O famoso monólogo sintetiza, de maneira magistral, a essência da temática filosófica de Hamlet: o limiar entre o real e o irreal, a presença e a ausência, a verdade e a mentira, a razão e a loucura, a lucidez e o obscurantismo, o amor e o ódio, a fidelidade e a traição, o realismo e a representação. (SEINCMAN, 2001: 148).

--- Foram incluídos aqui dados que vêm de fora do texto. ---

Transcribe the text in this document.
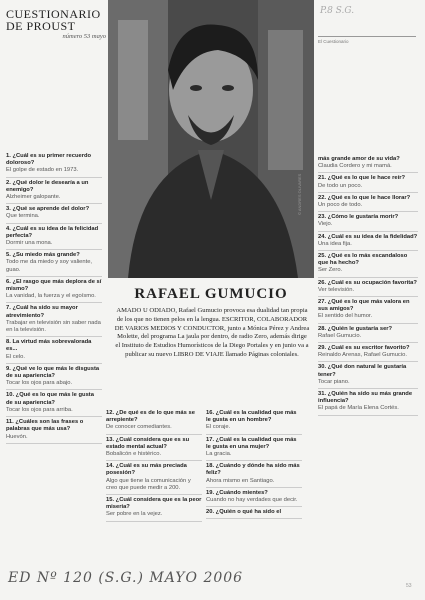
CUESTIONARIO
DE PROUST
número 53 mayo
P.8 S.G.
El Cuestionario
© ANDRES OLIVARES
RAFAEL GUMUCIO
AMADO U ODIADO, Rafael Gumucio provoca esa dualidad tan propia de los que no tienen pelos en la lengua. ESCRITOR, COLABORADOR DE VARIOS MEDIOS Y CONDUCTOR, junto a Mónica Pérez y Andrea Molette, del programa La jaula por dentro, de radio Zero, además dirige el Instituto de Estudios Humorísticos de la Diego Portales y en junio va a publicar su nuevo LIBRO DE VIAJE llamado Páginas coloniales.
1. ¿Cuál es su primer recuerdo doloroso?
El golpe de estado en 1973.
2. ¿Qué dolor le desearía a un enemigo?
Alzheimer galopante.
3. ¿Qué se aprende del dolor?
Que termina.
4. ¿Cuál es su idea de la felicidad perfecta?
Dormir una mona.
5. ¿Su miedo más grande?
Todo me da miedo y soy valiente, guao.
6. ¿El rasgo que más deplora de sí mismo?
La vanidad, la fuerza y el egoísmo.
7. ¿Cuál ha sido su mayor atrevimiento?
Trabajar en televisión sin saber nada en la televisión.
8. La virtud más sobrevalorada es...
El celo.
9. ¿Qué ve lo que más le disgusta de su apariencia?
Tocar los ojos para abajo.
10. ¿Qué es lo que más le gusta de su apariencia?
Tocar los ojos para arriba.
11. ¿Cuáles son las frases o palabras que más usa?
Huevón.
12. ¿De qué es de lo que más se arrepiente?
De conocer comediantes.
13. ¿Cuál considera que es su estado mental actual?
Bobalicón e histérico.
14. ¿Cuál es su más preciada posesión?
Algo que tiene la comunicación y creo que puede medir a 200.
15. ¿Cuál considera que es la peor miseria?
Ser pobre en la vejez.
16. ¿Cuál es la cualidad que más le gusta en un hombre?
El coraje.
17. ¿Cuál es la cualidad que más le gusta en una mujer?
La gracia.
18. ¿Cuándo y dónde ha sido más feliz?
Ahora mismo en Santiago.
19. ¿Cuándo mientes?
Cuando no hay verdades que decir.
20. ¿Quién o qué ha sido el
más grande amor de su vida?
Claudia Cordero y mi mamá.
21. ¿Qué es lo que le hace reír?
De todo un poco.
22. ¿Qué es lo que le hace llorar?
Un poco de todo.
23. ¿Cómo le gustaría morir?
Viejo.
24. ¿Cuál es su idea de la fidelidad?
Una idea fija.
25. ¿Qué es lo más escandaloso que ha hecho?
Ser Zero.
26. ¿Cuál es su ocupación favorita?
Ver televisión.
27. ¿Qué es lo que más valora en sus amigos?
El sentido del humor.
28. ¿Quién le gustaría ser?
Rafael Gumucio.
29. ¿Cuál es su escritor favorito?
Reinaldo Arenas, Rafael Gumucio.
30. ¿Qué don natural le gustaría tener?
Tocar piano.
31. ¿Quién ha sido su más grande influencia?
El papá de María Elena Cortés.
ED Nº 120 (S.G.) MAYO 2006	53
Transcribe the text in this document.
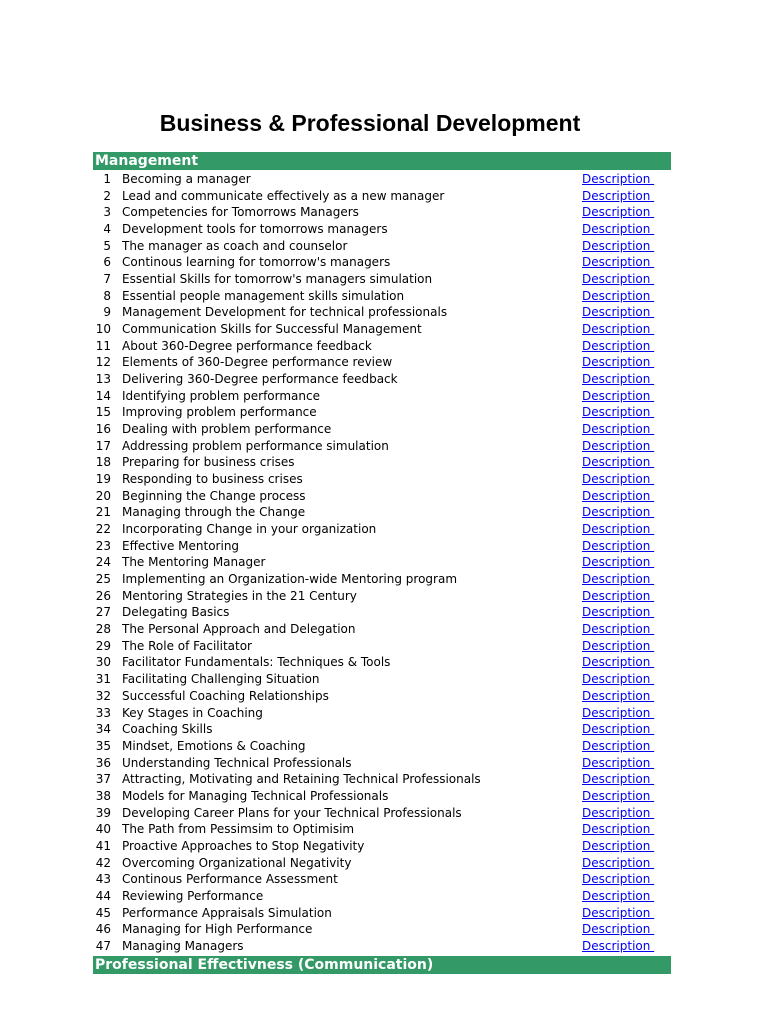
Business & Professional Development
Management
1 Becoming a manager	Description
2 Lead and communicate effectively as a new manager	Description
3 Competencies for Tomorrows Managers	Description
4 Development tools for tomorrows managers	Description
5 The manager as coach and counselor	Description
6 Continous learning for tomorrow's managers	Description
7 Essential Skills for tomorrow's managers simulation	Description
8 Essential people management skills simulation	Description
9 Management Development for technical professionals	Description
10 Communication Skills for Successful Management	Description
11 About 360-Degree performance feedback	Description
12 Elements of 360-Degree performance review	Description
13 Delivering 360-Degree performance feedback	Description
14 Identifying problem performance	Description
15 Improving problem performance	Description
16 Dealing with problem performance	Description
17 Addressing problem performance simulation	Description
18 Preparing for business crises	Description
19 Responding to business crises	Description
20 Beginning the Change process	Description
21 Managing through the Change	Description
22 Incorporating Change in your organization	Description
23 Effective Mentoring	Description
24 The Mentoring Manager	Description
25 Implementing an Organization-wide Mentoring program	Description
26 Mentoring Strategies in the 21 Century	Description
27 Delegating Basics	Description
28 The Personal Approach and Delegation	Description
29 The Role of Facilitator	Description
30 Facilitator Fundamentals: Techniques & Tools	Description
31 Facilitating Challenging Situation	Description
32 Successful Coaching Relationships	Description
33 Key Stages in Coaching	Description
34 Coaching Skills	Description
35 Mindset, Emotions & Coaching	Description
36 Understanding Technical Professionals	Description
37 Attracting, Motivating and Retaining Technical Professionals	Description
38 Models for Managing Technical Professionals	Description
39 Developing Career Plans for your Technical Professionals	Description
40 The Path from Pessimsim to Optimisim	Description
41 Proactive Approaches to Stop Negativity	Description
42 Overcoming Organizational Negativity	Description
43 Continous Performance Assessment	Description
44 Reviewing Performance	Description
45 Performance Appraisals Simulation	Description
46 Managing for High Performance	Description
47 Managing Managers	Description
Professional Effectivness (Communication)
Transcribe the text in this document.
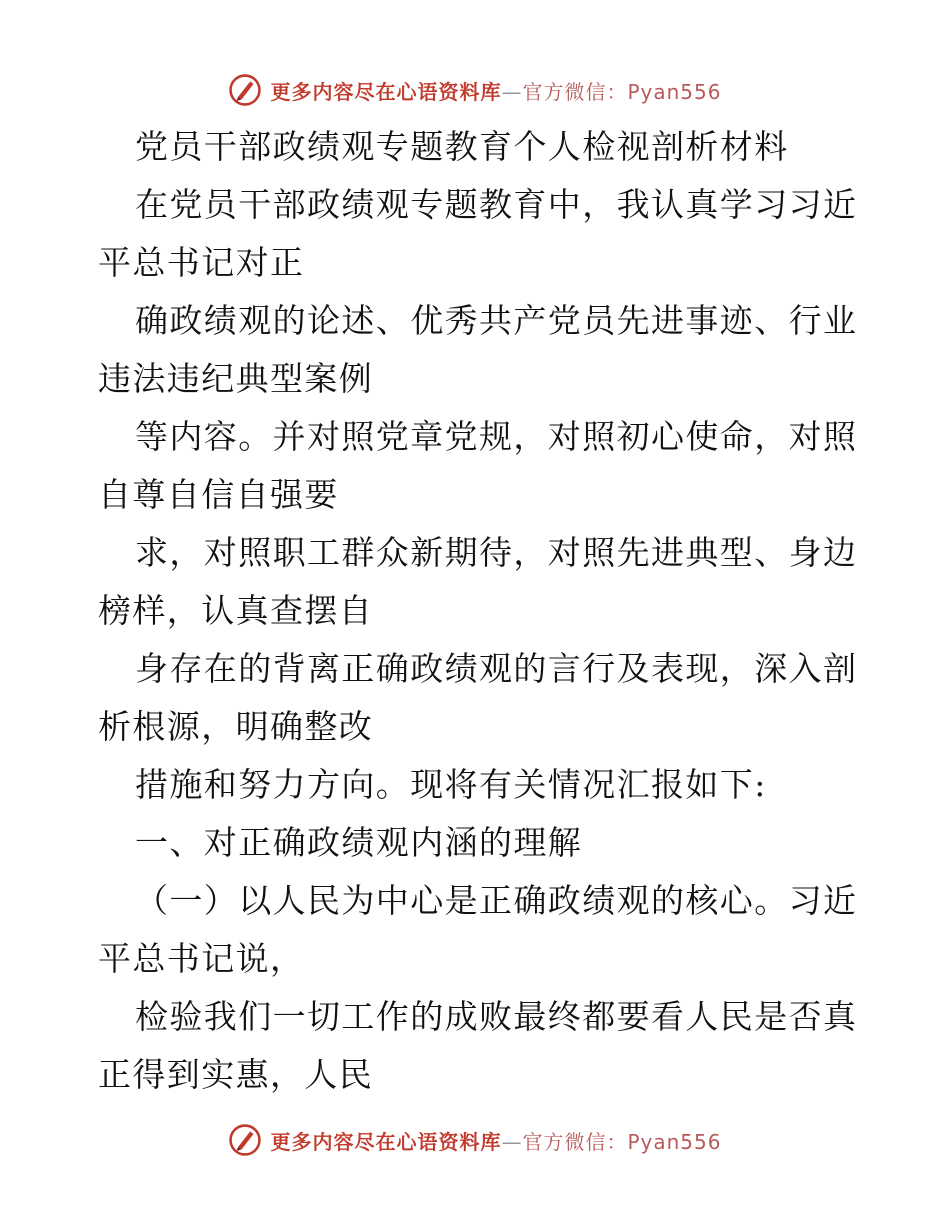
更多内容尽在心语资料库—官方微信：Pyan556
党员干部政绩观专题教育个人检视剖析材料
在党员干部政绩观专题教育中，我认真学习习近
平总书记对正
确政绩观的论述、优秀共产党员先进事迹、行业
违法违纪典型案例
等内容。并对照党章党规，对照初心使命，对照
自尊自信自强要
求，对照职工群众新期待，对照先进典型、身边
榜样，认真查摆自
身存在的背离正确政绩观的言行及表现，深入剖
析根源，明确整改
措施和努力方向。现将有关情况汇报如下:
一、对正确政绩观内涵的理解
（一）以人民为中心是正确政绩观的核心。习近
平总书记说，
检验我们一切工作的成败最终都要看人民是否真
正得到实惠，人民
更多内容尽在心语资料库—官方微信：Pyan556
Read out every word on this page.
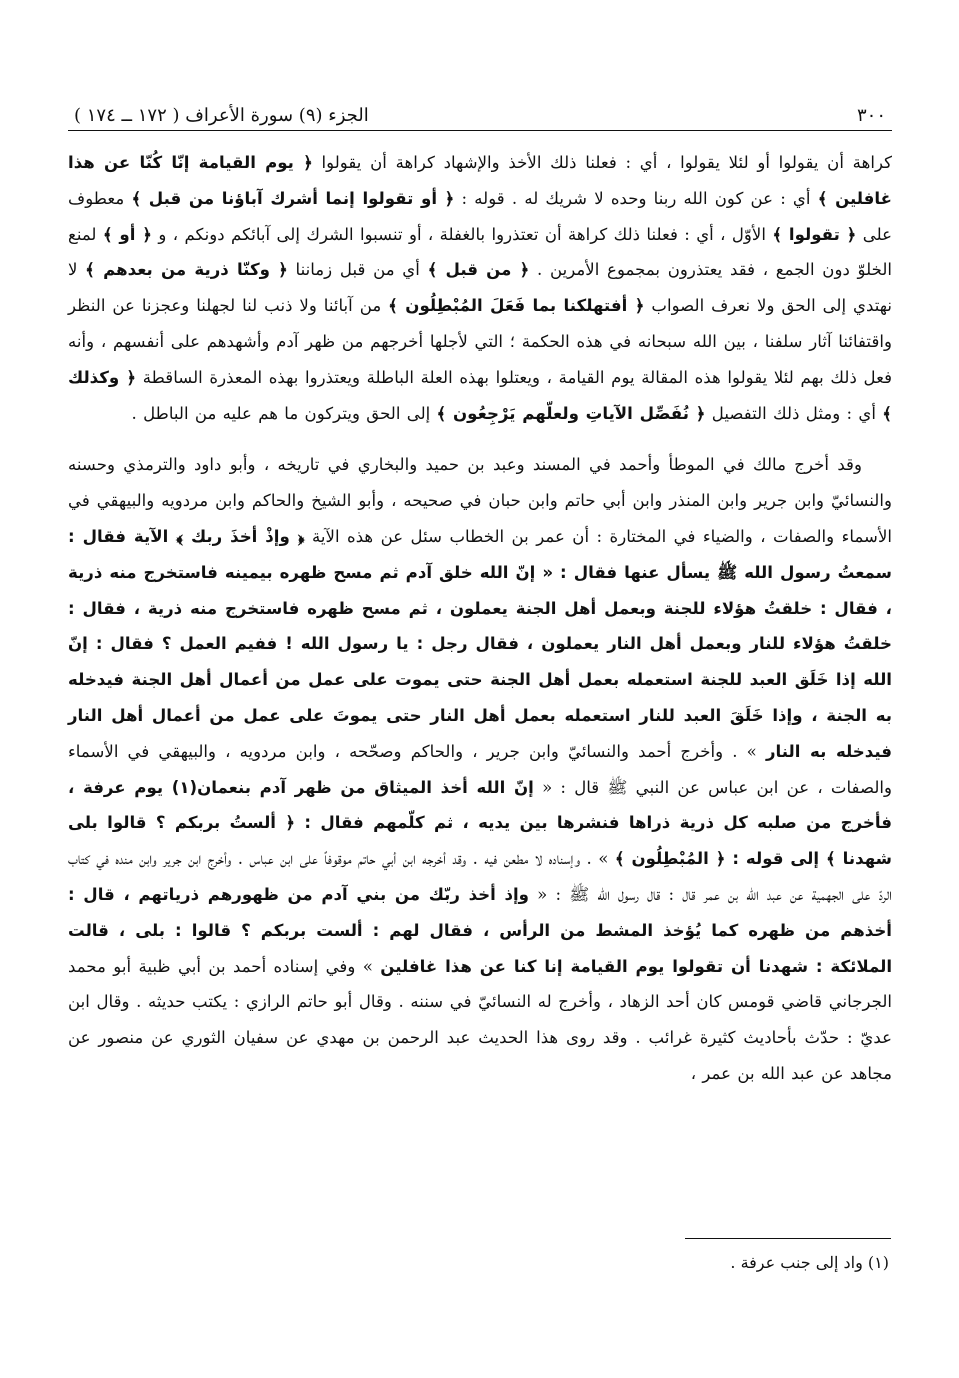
٣٠٠
الجزء (٩) سورة الأعراف ( ١٧٢ ــ ١٧٤ )

كراهة أن يقولوا أو لئلا يقولوا ، أي : فعلنا ذلك الأخذ والإشهاد كراهة أن يقولوا ﴿ يوم القيامة إنّا كُنّا عن هذا غافلين ﴾ أي : عن كون الله ربنا وحده لا شريك له . قوله : ﴿ أو تقولوا إنما أشرك آباؤنا من قبل ﴾ معطوف على ﴿ تقولوا ﴾ الأوّل ، أي : فعلنا ذلك كراهة أن تعتذروا بالغفلة ، أو تنسبوا الشرك إلى آبائكم دونكم ، و ﴿ أو ﴾ لمنع الخلوّ دون الجمع ، فقد يعتذرون بمجموع الأمرين . ﴿ من قبل ﴾ أي من قبل زماننا ﴿ وكنّا ذرية من بعدهم ﴾ لا نهتدي إلى الحق ولا نعرف الصواب ﴿ أفتهلكنا بما فَعَلَ المُبْطِلُون ﴾ من آبائنا ولا ذنب لنا لجهلنا وعجزنا عن النظر واقتفائنا آثار سلفنا ، بين الله سبحانه في هذه الحكمة ؛ التي لأجلها أخرجهم من ظهر آدم وأشهدهم على أنفسهم ، وأنه فعل ذلك بهم لئلا يقولوا هذه المقالة يوم القيامة ، ويعتلوا بهذه العلة الباطلة ويعتذروا بهذه المعذرة الساقطة ﴿ وكذلك ﴾ أي : ومثل ذلك التفصيل ﴿ نُفَصِّل الآياتِ ولعلّهم يَرْجِعُون ﴾ إلى الحق ويتركون ما هم عليه من الباطل .

وقد أخرج مالك في الموطأ وأحمد في المسند وعبد بن حميد والبخاري في تاريخه ، وأبو داود والترمذي وحسنه والنسائيّ وابن جرير وابن المنذر وابن أبي حاتم وابن حبان في صحيحه ، وأبو الشيخ والحاكم وابن مردويه والبيهقي في الأسماء والصفات ، والضياء في المختارة : أن عمر بن الخطاب سئل عن هذه الآية ﴿ وإذْ أخذَ ربك ﴾ الآية فقال : سمعتُ رسول الله ﷺ يسأل عنها فقال : « إنّ الله خلق آدم ثم مسح ظهره بيمينه فاستخرج منه ذرية ، فقال : خلقتُ هؤلاء للجنة وبعمل أهل الجنة يعملون ، ثم مسح ظهره فاستخرج منه ذرية ، فقال : خلقتُ هؤلاء للنار وبعمل أهل النار يعملون ، فقال رجل : يا رسول الله ! ففيم العمل ؟ فقال : إنّ الله إذا خَلَق العبد للجنة استعمله بعمل أهل الجنة حتى يموت على عمل من أعمال أهل الجنة فيدخله به الجنة ، وإذا خَلَقَ العبد للنار استعمله بعمل أهل النار حتى يموتَ على عمل من أعمال أهل النار فيدخله به النار » . وأخرج أحمد والنسائيّ وابن جرير ، والحاكم وصحّحه ، وابن مردويه ، والبيهقي في الأسماء والصفات ، عن ابن عباس عن النبي ﷺ قال : « إنّ الله أخذ الميثاق من ظهر آدم بنعمان(١) يوم عرفة ، فأخرج من صلبه كل ذرية ذراها فنشرها بين يديه ، ثم كلّمهم فقال : ﴿ ألستُ بربكم ؟ قالوا بلى شهدنا ﴾ إلى قوله : ﴿ المُبْطِلُون ﴾ » . وإسناده لا مطعن فيه . وقد أخرجه ابن أبي حاتم موقوفاً على ابن عباس . وأخرج ابن جرير وابن منده في كتاب الردّ على الجهمية عن عبد الله بن عمر قال : قال رسول الله ﷺ : « وإذ أخذ ربّك من بني آدم من ظهورهم ذرياتهم ، قال : أخذهم من ظهره كما يُؤخذ المشط من الرأس ، فقال لهم : ألست بربكم ؟ قالوا : بلى ، قالت الملائكة : شهدنا أن تقولوا يوم القيامة إنا كنا عن هذا غافلين » وفي إسناده أحمد بن أبي ظبية أبو محمد الجرجاني قاضي قومس كان أحد الزهاد ، وأخرج له النسائيّ في سننه . وقال أبو حاتم الرازي : يكتب حديثه . وقال ابن عديّ : حدّث بأحاديث كثيرة غرائب . وقد روى هذا الحديث عبد الرحمن بن مهدي عن سفيان الثوري عن منصور عن مجاهد عن عبد الله بن عمر ،

(١) واد إلى جنب عرفة .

Seincman afirma que a forma geral da obra é evolutiva, “tal como um A B

A, um A B A C A ou, até mesmo A B C D C B A (SEINCMAN, 2001: 149),

resultado do conflito moral e vacilante de Hamlet, repleto de idas e vindas. Tal

como Shakespeare, Chopin buscou ressaltar o mesmo ser vivenciando suas

contradições, onde a mudança e a transformação estão presentes em todos os

pensamentos e atos. O agir de Hamlet, fruto de seu pensar, estava

emaranhado de um futuro apavorante. Em seu íntimo há uma unidade a todo o

momento retomada, mas que nunca é a mesma, desdobrada em múltiplas

faces. Hamlet oscila: ora é piedoso, ora cruel. Por vezes compreensivo, e em

seguida cheio de cinismo. As emoções mudam e lançam Hamlet de um lado a

outro, em torvelinho, que beira a razão, tão logo se exalte, estremece em

insensatez.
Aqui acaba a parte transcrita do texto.